RCPSYCHStatement: From current and past presidents, Royal College of Psychiatrists, on launch of Maternal Mental Health Alliance’s Everyone’s Business campaign

Current and Past Presidents of the Royal College of Psychiatrists come together to highlight Maternal Mental Health Alliance’s Call to A.C.T. - call postcode lottery of services ‘a disgrace’.

everyones business logo

The current and past Presidents of the Royal College of Psychiatrists today jointly welcomed the launch of the Maternal Mental Health Alliance’s Everyone’s Business campaign and their Call to A.C.T. Professor Sir Simon Wessely (President of the Royal College of Psychiatrists) and Professor Dame Sue Bailey (Chair of the Children and Young Peoples Mental Health Coalition (CYPMHC) and Immediate Past President of the Royal College of Psychiatrists) said:

“It is a disgrace that although one in ten mothers will develop a mental illness either during or in the first year after pregnancy, half of the women in the UK do not have access to specialist community perinatal mental health services. The current postcode lottery of provision means women are left to suffer, families risk breakdown, children suffer and society suffers. It is frankly unacceptable that suicide is one of the leading causes of death for women during pregnancy and one year after birth.
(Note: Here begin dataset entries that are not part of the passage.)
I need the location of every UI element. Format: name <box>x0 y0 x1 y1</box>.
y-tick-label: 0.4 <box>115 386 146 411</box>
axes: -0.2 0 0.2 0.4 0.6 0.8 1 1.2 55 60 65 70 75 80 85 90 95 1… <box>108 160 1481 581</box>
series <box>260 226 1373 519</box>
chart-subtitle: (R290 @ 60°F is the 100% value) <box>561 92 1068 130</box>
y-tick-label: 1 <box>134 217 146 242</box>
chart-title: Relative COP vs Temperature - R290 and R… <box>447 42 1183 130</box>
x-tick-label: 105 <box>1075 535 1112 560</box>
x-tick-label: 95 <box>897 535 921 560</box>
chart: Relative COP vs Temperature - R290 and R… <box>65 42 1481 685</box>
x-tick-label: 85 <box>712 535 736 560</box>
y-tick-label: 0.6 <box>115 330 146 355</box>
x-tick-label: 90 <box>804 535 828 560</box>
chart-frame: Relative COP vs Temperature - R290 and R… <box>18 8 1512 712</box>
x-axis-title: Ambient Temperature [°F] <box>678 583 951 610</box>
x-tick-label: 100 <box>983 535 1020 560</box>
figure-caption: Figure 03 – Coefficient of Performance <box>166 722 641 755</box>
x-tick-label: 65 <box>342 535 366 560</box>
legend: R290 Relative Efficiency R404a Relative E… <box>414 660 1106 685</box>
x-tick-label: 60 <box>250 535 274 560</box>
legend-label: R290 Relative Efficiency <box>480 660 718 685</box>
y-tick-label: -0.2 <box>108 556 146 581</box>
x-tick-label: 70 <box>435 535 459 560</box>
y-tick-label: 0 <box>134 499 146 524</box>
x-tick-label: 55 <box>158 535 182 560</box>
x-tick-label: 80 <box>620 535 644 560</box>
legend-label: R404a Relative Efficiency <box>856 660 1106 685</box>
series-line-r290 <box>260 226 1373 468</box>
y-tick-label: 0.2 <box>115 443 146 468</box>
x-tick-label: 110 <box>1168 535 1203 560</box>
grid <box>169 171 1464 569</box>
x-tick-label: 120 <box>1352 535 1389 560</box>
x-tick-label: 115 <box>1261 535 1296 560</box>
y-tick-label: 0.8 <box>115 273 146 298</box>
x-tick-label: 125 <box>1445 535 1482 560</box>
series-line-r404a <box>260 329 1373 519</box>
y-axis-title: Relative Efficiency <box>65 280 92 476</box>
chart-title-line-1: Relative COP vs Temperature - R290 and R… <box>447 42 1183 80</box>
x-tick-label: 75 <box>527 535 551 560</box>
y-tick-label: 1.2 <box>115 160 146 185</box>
“We wholeheartedly welcome the Maternal Mental Health Alliance’s Everyone’s Business campaign which calls for Accountability for perinatal mental health care to be clearly set at a national level and complied with, for Community specialist perinatal mental health services meeting national quality standards to be available for women in every area of the UK and for Training in perinatal mental health to be delivered to all professionals involved in the care of women during pregnancy and the first year after birth.

“We are pleased that the RCPsych Faculty of Perinatal Psychiatry was able to assist the Alliance with its mapping of current services, and we will lend whatever advice or support is needed by those at the helm of health policy in the four nations for them to act to address this iniquitous and unjustifiable variability which penalises women – wives, partners, daughters and friends - at their most vulnerable. By improving the health (and there is no health without mental health) of any woman you improve the lives of their children, generations of children to come, and it leads to more flourishing communities.”